Changes to Delisting Law
- Going forward, disputes over the amount of consideration in the event of a delisting will be subject to arbitration proceedings.
- Downlistings from the regulated market to an SME growth market (which is subject to special regulatory requirements) will be exempt from the delisting rules as SME growth markets have a level of regulation that is already very similar to that of regulated markets. However, delistings from the SME growth market will be included in the scope of protection of the delisting regulation.
- A delisting application without a purchase offer will be permissible if insolvency proceedings have been opened against the issuer’s assets. A settlement offer is not required in this situation as otherwise shareholders would be given preferential treatment over debt creditors.

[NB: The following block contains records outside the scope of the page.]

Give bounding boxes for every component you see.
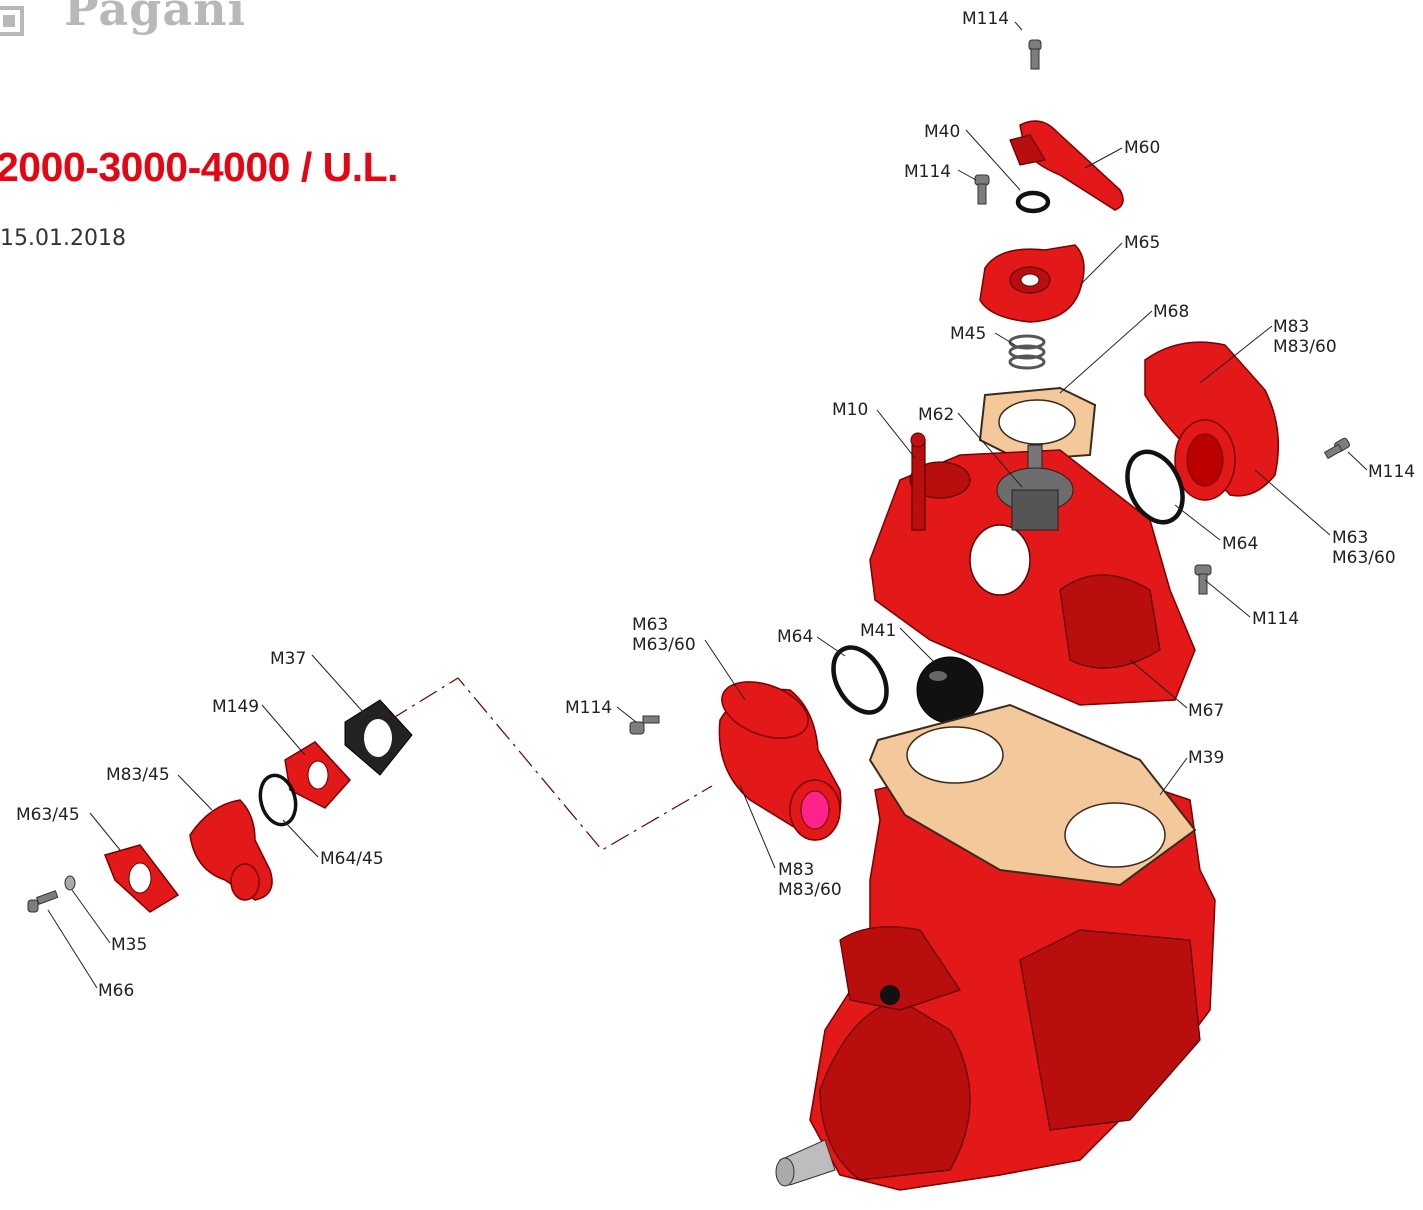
bolt-m114-mid-part bbox=[1194, 564, 1212, 595]
ball-m41-part bbox=[916, 656, 984, 724]
spring-m45-part bbox=[1008, 334, 1046, 370]
label-m63-left: M63 bbox=[632, 615, 668, 635]
label-m149: M149 bbox=[212, 697, 259, 717]
label-m60: M60 bbox=[1124, 138, 1160, 158]
page-title: 2000-3000-4000 / U.L. bbox=[0, 144, 399, 190]
assembly-axis-line bbox=[389, 677, 713, 851]
label-m10: M10 bbox=[832, 400, 868, 420]
gasket-m39-part bbox=[868, 703, 1197, 887]
elbow-m83-45-part bbox=[189, 799, 273, 901]
label-m83-60-right: M83/60 bbox=[1273, 337, 1337, 357]
label-m41: M41 bbox=[860, 621, 896, 641]
ball-highlight-part bbox=[929, 671, 947, 681]
label-m64-left: M64 bbox=[777, 627, 813, 647]
label-m37: M37 bbox=[270, 649, 306, 669]
label-m114-top: M114 bbox=[962, 9, 1009, 29]
lever-m60-part bbox=[1009, 120, 1124, 211]
valve-housing-part bbox=[869, 432, 1196, 706]
label-m63-60-left: M63/60 bbox=[632, 635, 696, 655]
bolt-m114-right-part bbox=[1323, 437, 1350, 460]
label-m114-left: M114 bbox=[565, 698, 612, 718]
label-m65: M65 bbox=[1124, 233, 1160, 253]
oring-m40-part bbox=[1015, 190, 1051, 214]
bolt-m114-lever-part bbox=[974, 174, 990, 205]
part-labels: M114 M40 M60 M114 M65 M68 M45 M83 M83/60… bbox=[16, 9, 1415, 1001]
label-m83-right: M83 bbox=[1273, 317, 1309, 337]
label-m39: M39 bbox=[1188, 748, 1224, 768]
washer-m35-part bbox=[64, 875, 76, 891]
bolt-m114-top-part bbox=[1028, 39, 1042, 70]
label-m64-right: M64 bbox=[1222, 534, 1258, 554]
label-m66: M66 bbox=[98, 981, 134, 1001]
cover-m65-part bbox=[979, 244, 1085, 323]
elbow-m83-left-part bbox=[718, 681, 842, 841]
label-m67: M67 bbox=[1188, 701, 1224, 721]
label-m40: M40 bbox=[924, 122, 960, 142]
bolt-m114-left-part bbox=[629, 715, 660, 735]
bolt-m66-part bbox=[27, 890, 59, 913]
label-m63-45: M63/45 bbox=[16, 805, 80, 825]
label-m83-45: M83/45 bbox=[106, 765, 170, 785]
gasket-m37-part bbox=[344, 699, 413, 776]
document-date: 15.01.2018 bbox=[0, 226, 126, 251]
label-m68: M68 bbox=[1153, 302, 1189, 322]
label-m63-right: M63 bbox=[1332, 528, 1368, 548]
valve-m62-part bbox=[996, 444, 1074, 531]
elbow-m83-right-part bbox=[1144, 341, 1280, 501]
label-m114-right: M114 bbox=[1368, 462, 1415, 482]
label-m62: M62 bbox=[918, 405, 954, 425]
label-m83-60-left: M83/60 bbox=[778, 880, 842, 900]
label-m83-left: M83 bbox=[778, 860, 814, 880]
gasket-m68-part bbox=[978, 386, 1097, 462]
label-m64-45: M64/45 bbox=[320, 849, 384, 869]
shaft-part bbox=[775, 1139, 836, 1187]
oring-m64-left-part bbox=[831, 645, 889, 715]
flange-m63-45-part bbox=[103, 844, 180, 913]
brand-header: Pagani bbox=[0, 0, 280, 42]
label-m114-lever: M114 bbox=[904, 162, 951, 182]
label-m35: M35 bbox=[111, 935, 147, 955]
oring-m64-45-part bbox=[258, 773, 298, 827]
brand-name: Pagani bbox=[64, 0, 247, 36]
brand-logo-icon bbox=[0, 6, 24, 36]
oring-m64-right-part bbox=[1125, 449, 1185, 525]
label-m114-mid: M114 bbox=[1252, 609, 1299, 629]
label-m63-60-right: M63/60 bbox=[1332, 548, 1396, 568]
label-m45: M45 bbox=[950, 324, 986, 344]
leader-lines bbox=[47, 21, 1368, 989]
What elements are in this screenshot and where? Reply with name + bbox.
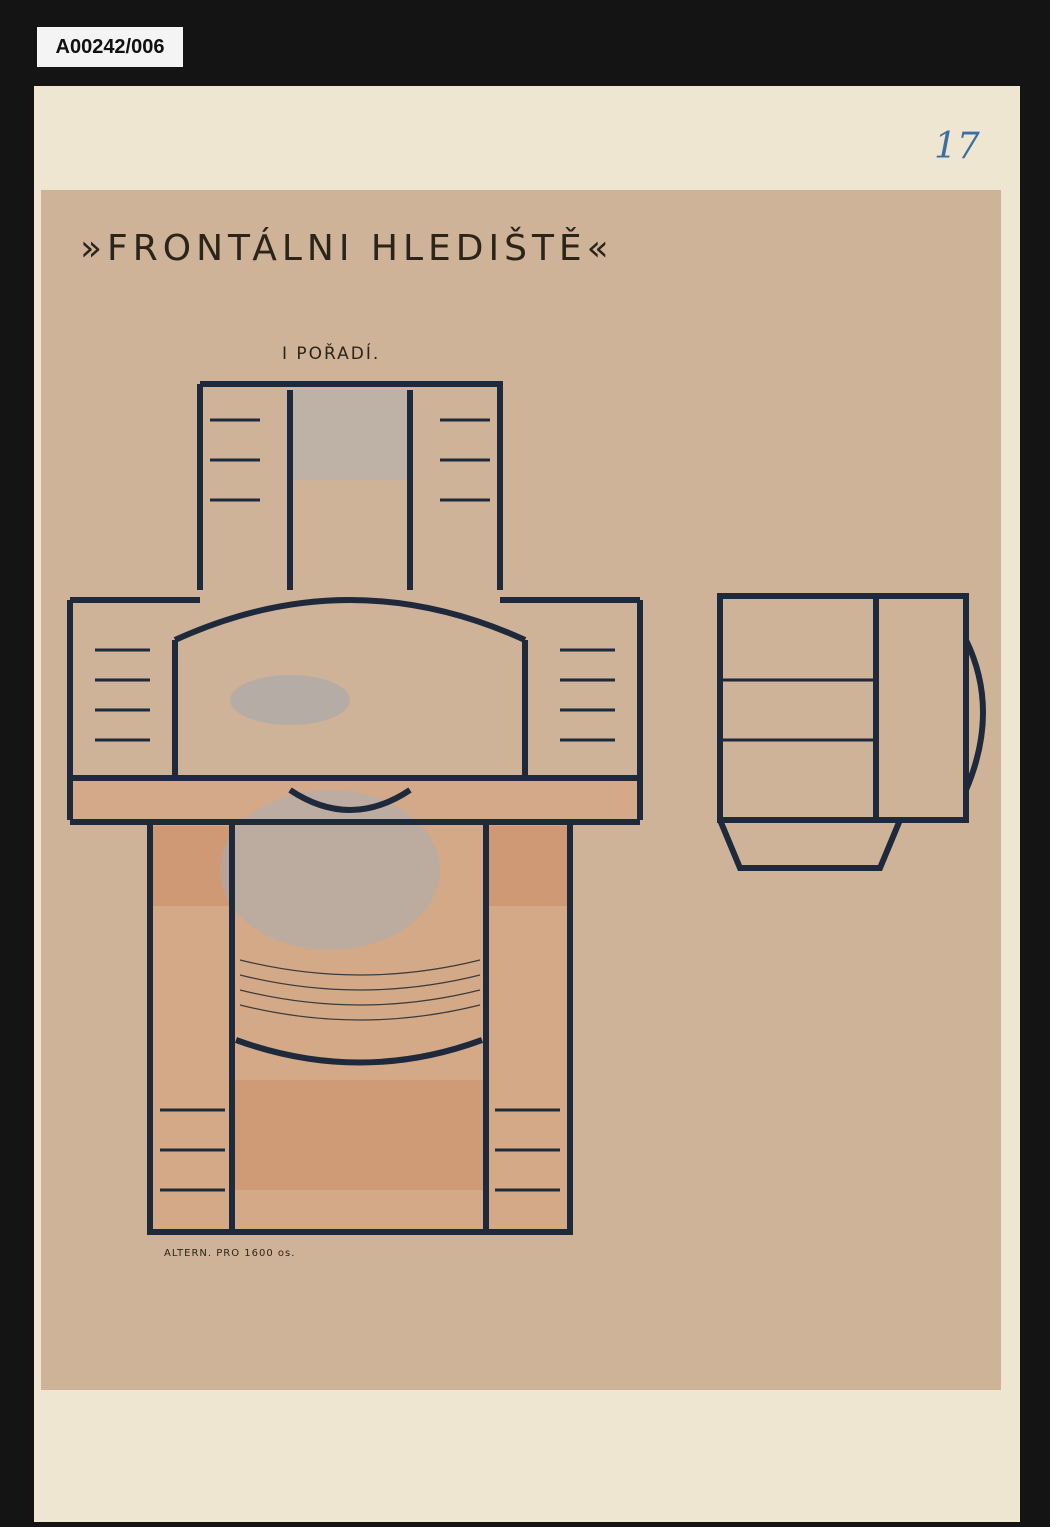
sheet-number: 17 — [934, 126, 980, 167]
building-walls — [67, 381, 986, 1235]
foyer-wash — [70, 778, 640, 1230]
catalog-tag: A00242/006 — [37, 27, 183, 67]
interior-walls — [95, 418, 876, 1192]
auditorium-seating — [239, 959, 481, 1021]
drawing-title: »FRONTÁLNI HLEDIŠTĚ« — [80, 228, 614, 269]
stage-wash — [220, 390, 440, 950]
drawing-caption: ALTERN. PRO 1600 os. — [164, 1248, 296, 1259]
drawing-subtitle: I POŘADÍ. — [282, 344, 381, 364]
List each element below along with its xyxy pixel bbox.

In addition, a delisting facilitates the restructuring of the company as the costs associated with a listing can be reduced.
- The decision of the stock exchange’s management on the issuer’s delisting application will be changed to a binding decision.
- The exceptions wherein the six-month average price can no longer be considered “appropriate consideration” in a delisting offer, meaning that a company valuation is required instead, have been reworded as examples of the rule (“in particular”).
Other Amendments
- Cent Stocks: As a further measure to facilitate access to the capital markets, particularly for growth companies, companies will be given the option of issuing shares with a minimum par value of 1 cent per share or, in the case of no-par value shares, the amount of share capital attributable to each share may be “one euro cent” (cent stocks).
- Adjustments Due to Multiple Voting Shares: Due to the newly introduced possibility for issuers to issue multiple voting shares, various changes are necessary, including with respect to stock exchange admission law and supervisory law and market surveillance law.
- Changes to the Free Float Requirement for Shares: In the future, at least 10% of the total nominal value, or in the case of no-par value shares the number of shares to be admitted to trading, must have been acquired by the public. If shares of the same class are already admitted to trading, the minimum free float requirement applies to all issued shares. Exceptions are also regulated.
Following the cabinet decision, the Federal Council (Bundesrat) will shortly give its opinion on the draft bill; it remains to be seen what further changes the Federal Parliament (Bundestag) will make.